Abstract

With the development of mobile networks and positioning technology, extensive attention focuses on the location-based service (LBS) which processes the application data including user queries, information searches, and user comments by the location information. In LBS, the recognition of the location word in user messages is meaningful and important. The location word recognition in LBS is different from the traditional named entity recognition, owing to the additional information such as user location coordinates in LBS. This paper proposes a method that adds the service context information including user location coordinates and message timestamps into the machine learning to improve the accuracy of the Chinese location word recognition. The experiment based on microblog datasets in mobile environment proves the viability and effectiveness of this method.

1. Introduction

The rapid development of mobile networks extends the way for users to obtain information. One user can get information from network services and mobile applications without time and physical location restrictions. Mobile phones, PDAs, and other devices equipped with positioning technology expand the scope and content of the network services. Location-based service (LBS) [1] is gradually developed in such a situation. This paper is based on this background.

When a user makes a request in LBS, his position coordinate is provided to server as an input to the query processing. By content of service, the LBS usually contains navigation services, location-based query services, and location-based games. And according to the source of query results, the LBS is divided into concentrated service in which resulting contents are given by service providers and crowdsourcing one whose result providers are users.

In LBS, the location words constantly appearing are usually associated with the service content. Through the messages with these location words, server applications can recognize the user requirement and react accordingly. So recognizing these words has great significance to result processing and users targeting. For example, in a location-based query service, a query of a user is “is there a gas station right near Shanghai Automobile City” After this query is uploaded to a server, the server can recognize the word “Shanghai Automobile City?”, and then push the message to users around Shanghai Automobile City who may answer this query. What is more, in microblog applications, location words can be useful for user’s habits and behavior mining, and then corresponding recommendation information can be provided.

Location word recognition is one of named entity recognition (NER) tasks. The researches of NER mainly focus on the traditional text such as news articles. Related researches are mainly based on statistical methods or a combination of rule and statistical methods. Chen et al. [2] use two conditional probabilistic models including conditional random fields and maximum entropy models. Wu et al. [3] propose a hybrid Chinese named entity recognition model based on multiple features. Sobhana et al. [4] describe a system for Geological text that makes use of the different contextual information of the words along with the variety of features that is helpful in predicting the various named entity classes.

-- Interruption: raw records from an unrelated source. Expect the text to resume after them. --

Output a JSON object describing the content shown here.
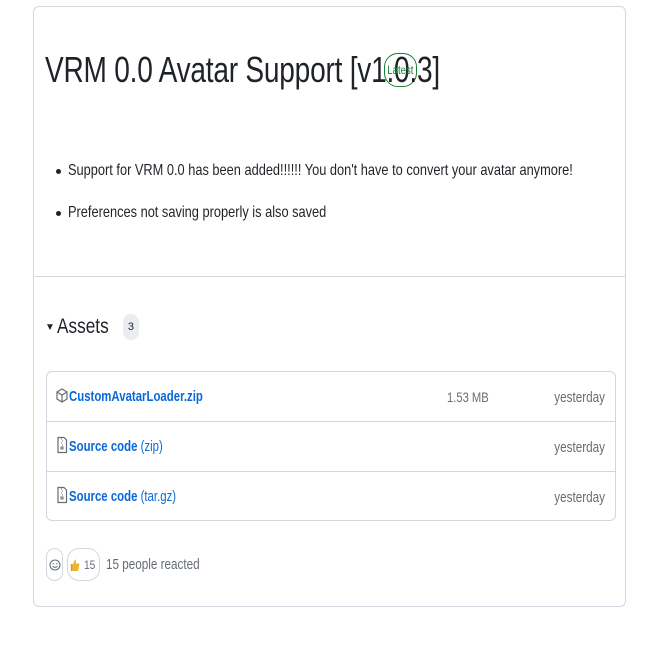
{
  "release": {
    "title": "VRM 0.0 Avatar Support [v1.0.3]",
    "badge": "Latest",
    "notes": [
      "Support for VRM 0.0 has been added!!!!!! You don't have to convert your avatar anymore!",
      "Preferences not saving properly is also saved"
    ]
  },
  "assets": {
    "title": "Assets",
    "count": "3",
    "items": [
      {
        "name": "CustomAvatarLoader.zip",
        "ext": "",
        "size": "1.53 MB",
        "date": "yesterday",
        "icon": "package-icon"
      },
      {
        "name": "Source code",
        "ext": "(zip)",
        "size": "",
        "date": "yesterday",
        "icon": "file-zip-icon"
      },
      {
        "name": "Source code",
        "ext": "(tar.gz)",
        "size": "",
        "date": "yesterday",
        "icon": "file-zip-icon"
      }
    ]
  },
  "reactions": {
    "emoji": "thumbs-up-icon",
    "count": "15",
    "summary": "15 people reacted"
  },
  "colors": {
    "link": "#0969da",
    "badge_green": "#1a7f37",
    "border": "#d0d7de",
    "muted": "#656d76"
  }
}
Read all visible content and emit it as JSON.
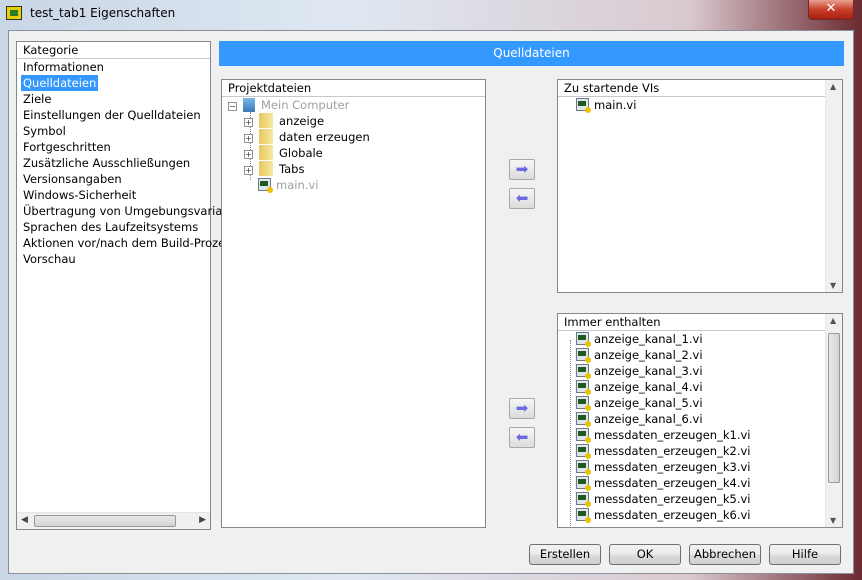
{
  "window": {
    "title": "test_tab1 Eigenschaften",
    "close": "✕"
  },
  "sidebar": {
    "header": "Kategorie",
    "selected": 1,
    "items": [
      "Informationen",
      "Quelldateien",
      "Ziele",
      "Einstellungen der Quelldateien",
      "Symbol",
      "Fortgeschritten",
      "Zusätzliche Ausschließungen",
      "Versionsangaben",
      "Windows-Sicherheit",
      "Übertragung von Umgebungsvariab",
      "Sprachen des Laufzeitsystems",
      "Aktionen vor/nach dem Build-Proze",
      "Vorschau"
    ]
  },
  "main": {
    "title": "Quelldateien",
    "project": {
      "header": "Projektdateien",
      "root": "Mein Computer",
      "folders": [
        "anzeige",
        "daten erzeugen",
        "Globale",
        "Tabs"
      ],
      "file": "main.vi"
    },
    "startup": {
      "header": "Zu startende VIs",
      "items": [
        "main.vi"
      ]
    },
    "always": {
      "header": "Immer enthalten",
      "items": [
        "anzeige_kanal_1.vi",
        "anzeige_kanal_2.vi",
        "anzeige_kanal_3.vi",
        "anzeige_kanal_4.vi",
        "anzeige_kanal_5.vi",
        "anzeige_kanal_6.vi",
        "messdaten_erzeugen_k1.vi",
        "messdaten_erzeugen_k2.vi",
        "messdaten_erzeugen_k3.vi",
        "messdaten_erzeugen_k4.vi",
        "messdaten_erzeugen_k5.vi",
        "messdaten_erzeugen_k6.vi"
      ]
    },
    "arrows": {
      "add": "➡",
      "remove": "⬅"
    }
  },
  "buttons": {
    "build": "Erstellen",
    "ok": "OK",
    "cancel": "Abbrechen",
    "help": "Hilfe"
  },
  "colors": {
    "accent": "#3399ff"
  }
}
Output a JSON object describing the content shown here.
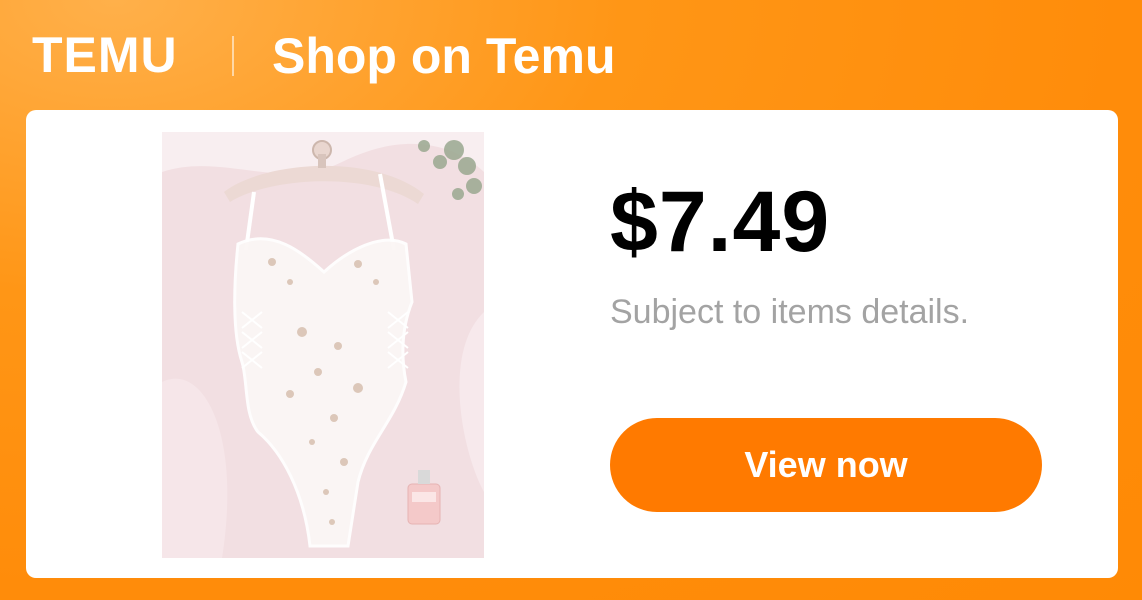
{
  "header": {
    "brand": "TEMU",
    "title": "Shop on Temu"
  },
  "product": {
    "image_icon": "product-photo",
    "price": "$7.49",
    "subtext": "Subject to items details.",
    "cta_label": "View now"
  },
  "colors": {
    "accent": "#ff7a00",
    "header_bg": "#ff8a00",
    "subtext": "#a3a3a3"
  }
}
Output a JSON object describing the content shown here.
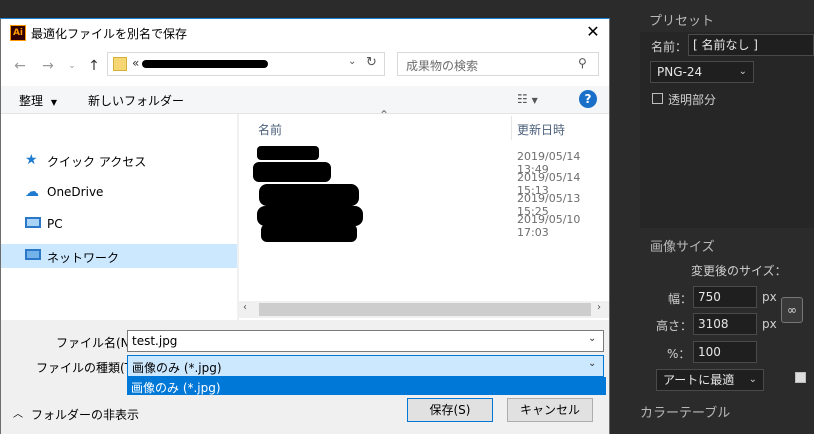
{
  "background_panel": {
    "preset_title": "プリセット",
    "name_label": "名前：",
    "name_value": "[ 名前なし ]",
    "format_value": "PNG-24",
    "transparency_label": "透明部分",
    "image_size_title": "画像サイズ",
    "new_size_label": "変更後のサイズ：",
    "width_label": "幅：",
    "width_value": "750",
    "height_label": "高さ：",
    "height_value": "3108",
    "percent_label": "%：",
    "percent_value": "100",
    "unit": "px",
    "quality_value": "アートに最適",
    "color_table_title": "カラーテーブル"
  },
  "dialog": {
    "title": "最適化ファイルを別名で保存",
    "app_icon_text": "Ai",
    "close_icon": "✕",
    "address": {
      "path_prefix": "«",
      "search_placeholder": "成果物の検索"
    },
    "toolbar": {
      "organize_label": "整理",
      "new_folder_label": "新しいフォルダー",
      "help_icon": "?"
    },
    "nav": [
      {
        "label": "クイック アクセス",
        "icon": "star-icon"
      },
      {
        "label": "OneDrive",
        "icon": "cloud-icon"
      },
      {
        "label": "PC",
        "icon": "computer-icon"
      },
      {
        "label": "ネットワーク",
        "icon": "network-icon"
      }
    ],
    "columns": {
      "name": "名前",
      "modified": "更新日時"
    },
    "files": [
      {
        "modified": "2019/05/14 13:49"
      },
      {
        "modified": "2019/05/14 15:13"
      },
      {
        "modified": "2019/05/13 15:25"
      },
      {
        "modified": "2019/05/10 17:03"
      }
    ],
    "filename_label": "ファイル名(N):",
    "filename_value": "test.jpg",
    "filetype_label": "ファイルの種類(T):",
    "filetype_value": "画像のみ (*.jpg)",
    "filetype_options": [
      "画像のみ (*.jpg)"
    ],
    "hide_folders_label": "フォルダーの非表示",
    "save_label": "保存(S)",
    "cancel_label": "キャンセル"
  }
}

Currently specialized researches and training datasets for NER in LBS applications are relatively scarce. A similar research field, named entity recognition of the microblog in mobile environments, has made some progress. Qiu et al. [5] conduct an experiment to show the distinction between microblogs and traditional news articles. Liu and Zhou [6] propose a system by conducting two-stage NER for multiple similar tweets. All these studies merely consider the relationship between words in text content, which has no essential difference from traditional researches. In the scenario of LBS, besides the text content, additional service context information can be used in location word recognition, which is not involved in other researches.

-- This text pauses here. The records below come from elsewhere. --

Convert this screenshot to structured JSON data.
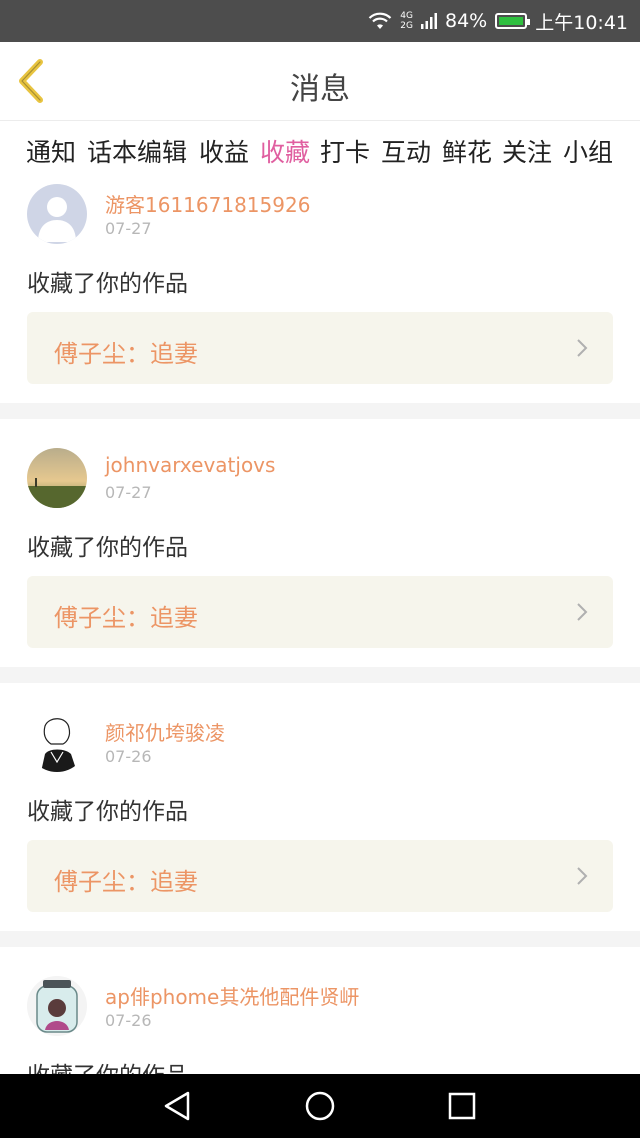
{
  "status_bar": {
    "network": [
      "4G",
      "2G"
    ],
    "battery": "84%",
    "time": "上午10:41"
  },
  "header": {
    "title": "消息",
    "back_icon": "chevron-left-icon"
  },
  "tabs": [
    {
      "label": "通知"
    },
    {
      "label": "话本编辑"
    },
    {
      "label": "收益"
    },
    {
      "label": "收藏",
      "active": true
    },
    {
      "label": "打卡"
    },
    {
      "label": "互动"
    },
    {
      "label": "鲜花"
    },
    {
      "label": "关注"
    },
    {
      "label": "小组"
    }
  ],
  "messages": [
    {
      "user": "游客1611671815926",
      "date": "07-27",
      "action": "收藏了你的作品",
      "work": "傅子尘：追妻"
    },
    {
      "user": "johnvarxevatjovs",
      "date": "07-27",
      "action": "收藏了你的作品",
      "work": "傅子尘：追妻"
    },
    {
      "user": "颜祁仇垮骏凌",
      "date": "07-26",
      "action": "收藏了你的作品",
      "work": "傅子尘：追妻"
    },
    {
      "user": "ap俳phome其冼他配件贤岍",
      "date": "07-26",
      "action": "收藏了你的作品"
    }
  ],
  "colors": {
    "accent_pink": "#e05fa0",
    "name_orange": "#ec9565",
    "card_bg": "#f6f5ec",
    "back_yellow": "#e8c440"
  }
}
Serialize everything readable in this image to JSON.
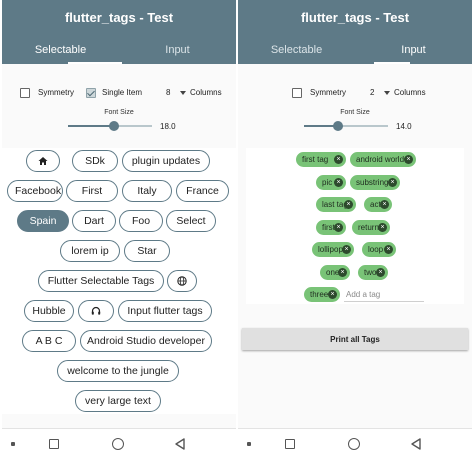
{
  "app": {
    "title": "flutter_tags - Test"
  },
  "tabs": [
    {
      "label": "Selectable"
    },
    {
      "label": "Input"
    }
  ],
  "selectable_screen": {
    "options": {
      "symmetry_label": "Symmetry",
      "single_item_label": "Single Item",
      "columns_value": "8",
      "columns_label": "Columns"
    },
    "font_size": {
      "label": "Font Size",
      "value": "18.0",
      "fraction": 0.55
    },
    "tags": [
      {
        "icon": "home-icon",
        "active": false
      },
      {
        "label": "SDk",
        "active": false
      },
      {
        "label": "plugin updates",
        "active": false
      },
      {
        "label": "Facebook",
        "active": false
      },
      {
        "label": "First",
        "active": false
      },
      {
        "label": "Italy",
        "active": false
      },
      {
        "label": "France",
        "active": false
      },
      {
        "label": "Spain",
        "active": true
      },
      {
        "label": "Dart",
        "active": false
      },
      {
        "label": "Foo",
        "active": false
      },
      {
        "label": "Select",
        "active": false
      },
      {
        "label": "lorem ip",
        "active": false
      },
      {
        "label": "Star",
        "active": false
      },
      {
        "label": "Flutter Selectable Tags",
        "active": false
      },
      {
        "icon": "globe-icon",
        "active": false
      },
      {
        "label": "Hubble",
        "active": false
      },
      {
        "icon": "headphones-icon",
        "active": false
      },
      {
        "label": "Input flutter tags",
        "active": false
      },
      {
        "label": "A B C",
        "active": false
      },
      {
        "label": "Android Studio developer",
        "active": false
      },
      {
        "label": "welcome to the jungle",
        "active": false
      },
      {
        "label": "very large text",
        "active": false
      }
    ]
  },
  "input_screen": {
    "options": {
      "symmetry_label": "Symmetry",
      "columns_value": "2",
      "columns_label": "Columns"
    },
    "font_size": {
      "label": "Font Size",
      "value": "14.0",
      "fraction": 0.4
    },
    "tags": [
      "first tag",
      "android world",
      "pic",
      "substring",
      "last tag",
      "act",
      "first",
      "return",
      "lollipop",
      "loop",
      "one",
      "two",
      "three"
    ],
    "add_placeholder": "Add a tag",
    "print_button_label": "Print all Tags",
    "chip_color": "#79c377"
  },
  "colors": {
    "primary": "#5e7a87",
    "tag_green": "#79c377"
  }
}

In this paper, we present a novel method which adds service context information including user location coordinates and message timestamps to improve the accuracy of the location word recognition and provide schemes that transform the information to features. Finally, relative experiments prove the viability and the effectiveness of this method.

2. Conditional Random Fields

Some machine learning models including hidden Markov model (HMM) [7], maximum entropy Markov model (MEMM) [8], conditional random fields (CRFs), and support vector machines (SVMs) [9] are suitable for the location word recognition. Compared with other models, CRFs model shows higher precision and is widely used recently. In our research, we adopt CRF as the training model as well.

2.1. Training Model

Lafferty et al. presented the conditional random fields (CRFs) in their paper [10] in 2001. CRFs model is an undirected graphical model that encodes a conditional probability distribution by a given set of features.

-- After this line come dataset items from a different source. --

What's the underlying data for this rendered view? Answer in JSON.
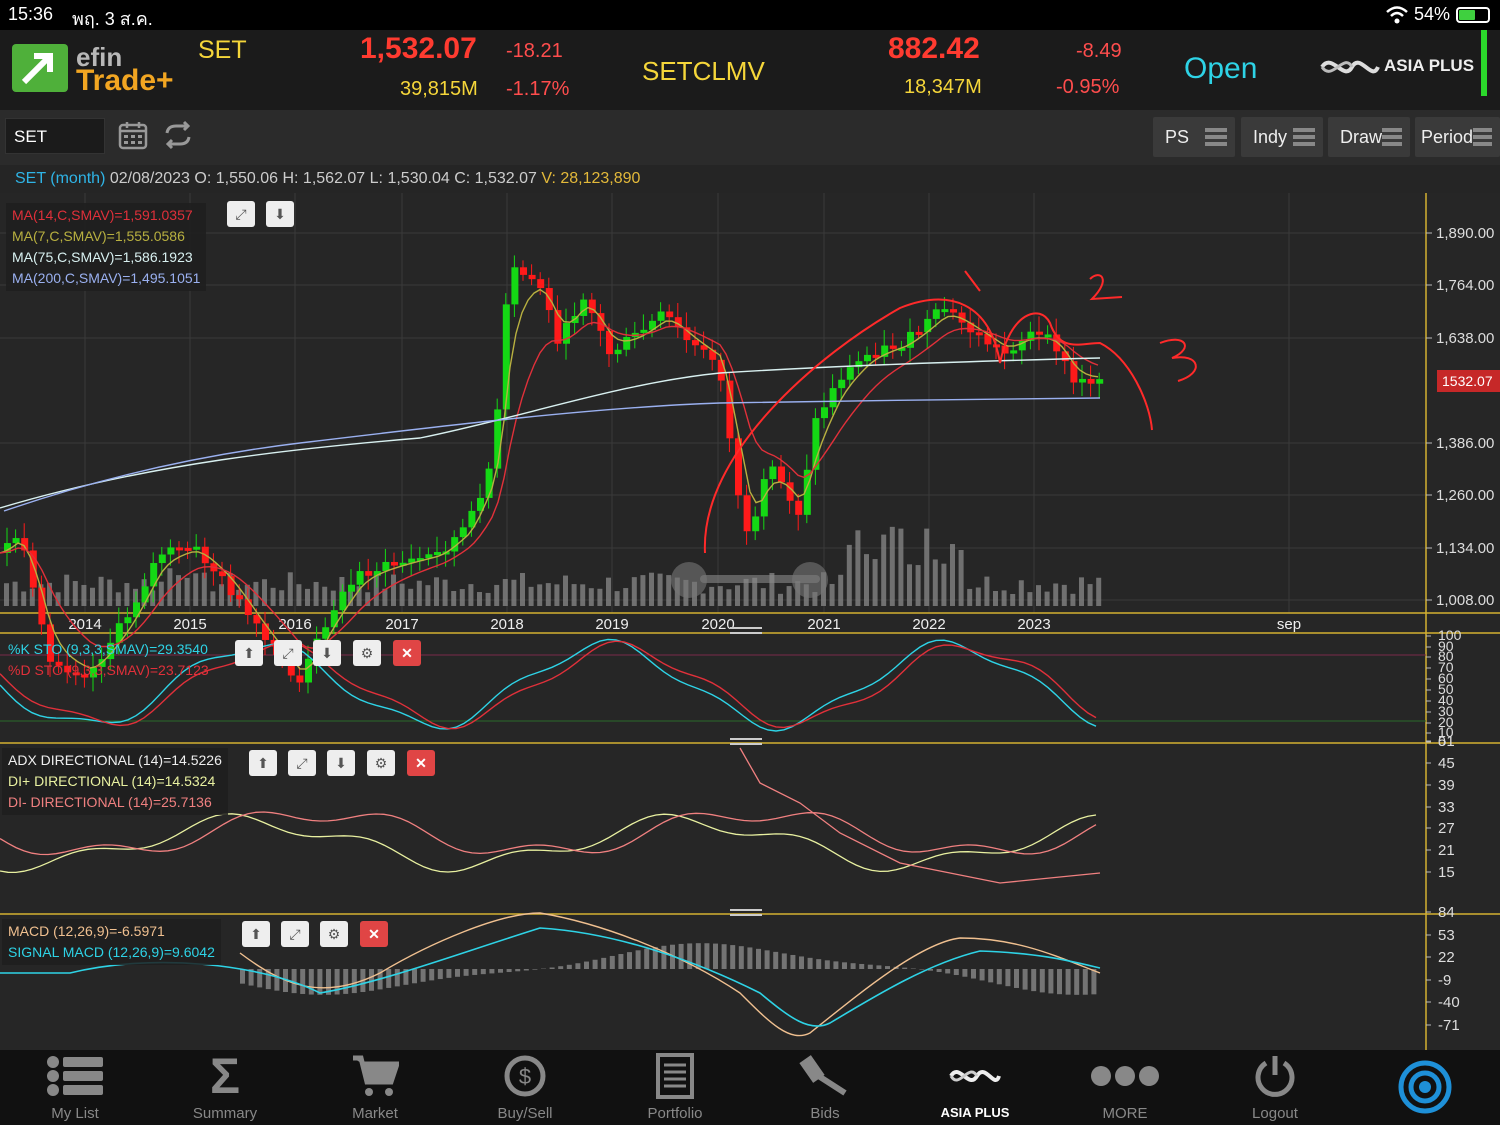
{
  "status_bar": {
    "time": "15:36",
    "date": "พฤ. 3 ส.ค.",
    "battery": "54%"
  },
  "header": {
    "logo_top": "efin",
    "logo_bottom": "Trade+",
    "index1": {
      "name": "SET",
      "value": "1,532.07",
      "change": "-18.21",
      "volume": "39,815M",
      "pct": "-1.17%"
    },
    "index2": {
      "name": "SETCLMV",
      "value": "882.42",
      "change": "-8.49",
      "volume": "18,347M",
      "pct": "-0.95%"
    },
    "market_status": "Open",
    "broker": "ASIA PLUS"
  },
  "toolbar": {
    "symbol": "SET",
    "ps": "PS",
    "indy": "Indy",
    "draw": "Draw",
    "period": "Period"
  },
  "info": {
    "label": "SET (month)",
    "date": "02/08/2023",
    "o_lbl": "O:",
    "o": "1,550.06",
    "h_lbl": "H:",
    "h": "1,562.07",
    "l_lbl": "L:",
    "l": "1,530.04",
    "c_lbl": "C:",
    "c": "1,532.07",
    "v_lbl": "V:",
    "v": "28,123,890"
  },
  "price_panel": {
    "legend": [
      {
        "text": "MA(14,C,SMAV)=1,591.0357",
        "color": "#e0303a"
      },
      {
        "text": "MA(7,C,SMAV)=1,555.0586",
        "color": "#b8b040"
      },
      {
        "text": "MA(75,C,SMAV)=1,586.1923",
        "color": "#d8f0f0"
      },
      {
        "text": "MA(200,C,SMAV)=1,495.1051",
        "color": "#9ab0f0"
      }
    ],
    "y_ticks": [
      "1,890.00",
      "1,764.00",
      "1,638.00",
      "1,386.00",
      "1,260.00",
      "1,134.00",
      "1,008.00"
    ],
    "price_tag": "1532.07",
    "x_labels": [
      "2014",
      "2015",
      "2016",
      "2017",
      "2018",
      "2019",
      "2020",
      "2021",
      "2022",
      "2023",
      "sep"
    ]
  },
  "sto_panel": {
    "legend": [
      {
        "text": "%K STO (9,3,3,SMAV)=29.3540",
        "color": "#2ed3e6"
      },
      {
        "text": "%D STO (9,3,3,SMAV)=23.7123",
        "color": "#e0303a"
      }
    ],
    "y_ticks": [
      "100",
      "90",
      "80",
      "70",
      "60",
      "50",
      "40",
      "30",
      "20",
      "10",
      "0"
    ]
  },
  "adx_panel": {
    "legend": [
      {
        "text": "ADX DIRECTIONAL (14)=14.5226",
        "color": "#eeeeee"
      },
      {
        "text": "DI+ DIRECTIONAL (14)=14.5324",
        "color": "#e8f0a0"
      },
      {
        "text": "DI- DIRECTIONAL (14)=25.7136",
        "color": "#f08080"
      }
    ],
    "y_ticks": [
      "51",
      "45",
      "39",
      "33",
      "27",
      "21",
      "15"
    ]
  },
  "macd_panel": {
    "legend": [
      {
        "text": "MACD (12,26,9)=-6.5971",
        "color": "#f0c090"
      },
      {
        "text": "SIGNAL MACD (12,26,9)=9.6042",
        "color": "#2ed3e6"
      }
    ],
    "y_ticks": [
      "84",
      "53",
      "22",
      "-9",
      "-40",
      "-71"
    ]
  },
  "nav": {
    "items": [
      {
        "label": "My List",
        "icon": "list-icon"
      },
      {
        "label": "Summary",
        "icon": "sigma-icon"
      },
      {
        "label": "Market",
        "icon": "cart-icon"
      },
      {
        "label": "Buy/Sell",
        "icon": "dollar-icon"
      },
      {
        "label": "Portfolio",
        "icon": "document-icon"
      },
      {
        "label": "Bids",
        "icon": "gavel-icon"
      },
      {
        "label": "ASIA PLUS",
        "icon": "asiaplus-icon"
      },
      {
        "label": "MORE",
        "icon": "more-icon"
      },
      {
        "label": "Logout",
        "icon": "power-icon"
      }
    ]
  },
  "colors": {
    "up": "#14d814",
    "down": "#ff1a1a",
    "accent": "#2ed3e6",
    "grid_divider": "#d4b030"
  }
}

Given an observation sequence , the conditional probability of the state sequence is where is defined as the normalization factor. Let and , respectively, denote transfer feature functions and state feature functions. And and are defined as parameters of corresponding feature functions, which can be computed by parameter estimation algorithms, such as stochastic gradient descent (SGD) [11], averaged-perceptron (AP) [12] and L-BFGS [13].

2.2. Feature Functions

In CRFs, the features of the training set are expressed by feature functions. Feature functions are two-value functions that are extracted from the training set. Feature functions are defined as . The set of the real feature should be known before defining the feature functions whose values are when and are given: where is the real observation function whose value is 1 when some real observation appears and 0 if not:

Thus, the corresponding feature functions can be acquired via obtaining , the observation in position .

3. Location Word Recognition Using Service Context Information

The works of the traditional named entity recognition use the words or characters themselves and the relationship between words or characters as the features. In LBS, the available information is not only the text information, but also the service context information such as the user location and message timestamps when the users use the service.

Definition 1 (information by users). It describes the information when a user sends a message or a query in LBS: where is the user ID and is the information ID. is the word context in Information ; it can be gained by text input or speech-to-text input. is the time when the messages or queries are created. is the user location coordinate when the user sends a message at time .

Our task is to detect location words in . Location words do not merely cover geographical words but include some organization names and building names. Whether an organization name or a building name means a location word depends on its text context, which makes the recognition difficult. For example, Tongji University is an organization name. When it describes the campus, it is a location word. However when it describes the university system, it is not a location word.

3.1. The Impact of User Location Coordinates

In LBS, messages or queries provided by users are usually related to their locations. For example, when a user sends a message about flows of some subway stations, the most possible place where he is located is on the way to the subway station or near the subway station. From the Chinese character level, when appearing with the location coordinates in these places, the characters in the name of the subway station are more likely to be labeled as the characters in the location word. Because these location coordinates can be uploaded by users in LBS, we can use them as the features to improve the accuracy of the location word recognition.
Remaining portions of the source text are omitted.